Interaction of different molecules with the hydrogenation and desulfurization sites of NiMoS supported particles with different morphology

In the search of insight concerning the interaction of molecules of different complexity with the desulfurization and hydrogenation sites, a series of NiMo sulfided catalysts with active particles of different morphology were tested in the hydrodesulfurization of dibenzothiophene, 4,6-dimethyldibenzothiophene, and in the hydrogenation of naphthalene and cyclohexene. The size and stacking of the NiMoS nanoparticles were modified both by increasing the Mo loading and by decreasing the metal-support interaction. The results show that not all the hydrogenation reactions take place at the same type of site, and that the hydrogenating sites at the top basal plane have greater hydrogenating power than those at the edge.
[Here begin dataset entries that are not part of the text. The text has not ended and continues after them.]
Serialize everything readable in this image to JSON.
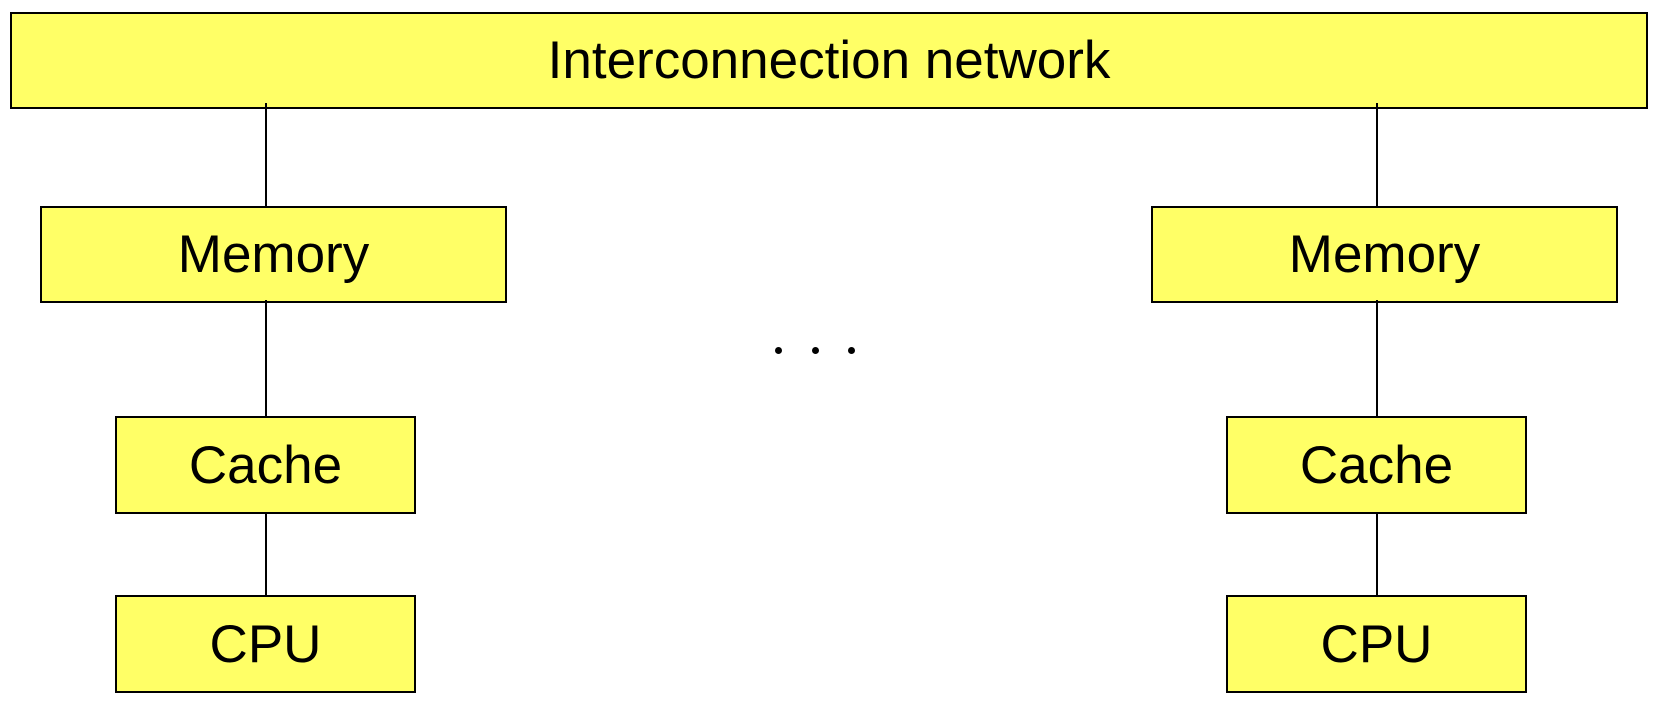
{
  "colors": {
    "box_fill": "#FFFF66",
    "stroke": "#000000",
    "text": "#000000",
    "background": "#FFFFFF"
  },
  "diagram": {
    "network_label": "Interconnection network",
    "left_column": {
      "memory_label": "Memory",
      "cache_label": "Cache",
      "cpu_label": "CPU"
    },
    "right_column": {
      "memory_label": "Memory",
      "cache_label": "Cache",
      "cpu_label": "CPU"
    }
  }
}
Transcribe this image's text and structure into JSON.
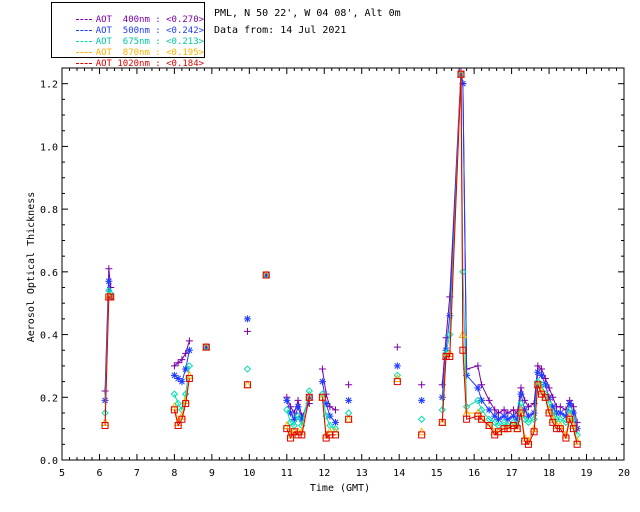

The direct desulfurization of dibenzothiophene and 4,6-dimethyldibenzothiophene takes place at coordinatively unsaturated sites (CUS), whereas for the hydrogenation-desulfurization reaction route, the site where the rate controlling step takes place is influenced by the structure and reactivity of the reacting molecule. For dibenzothiophene, the rate controlling step takes place at hydrogenating sites at the top basal plane while for 4,6-dimethyldibenzothiophene it takes place at CUS. Therefore, to efficiently eliminate sulfur from molecules like 4,6-dimethyldibenzothiophene, as required in ultra-low sulfur fuels, the catalyst must have good hydrogenating capacity but more importantly, a high number of CUS.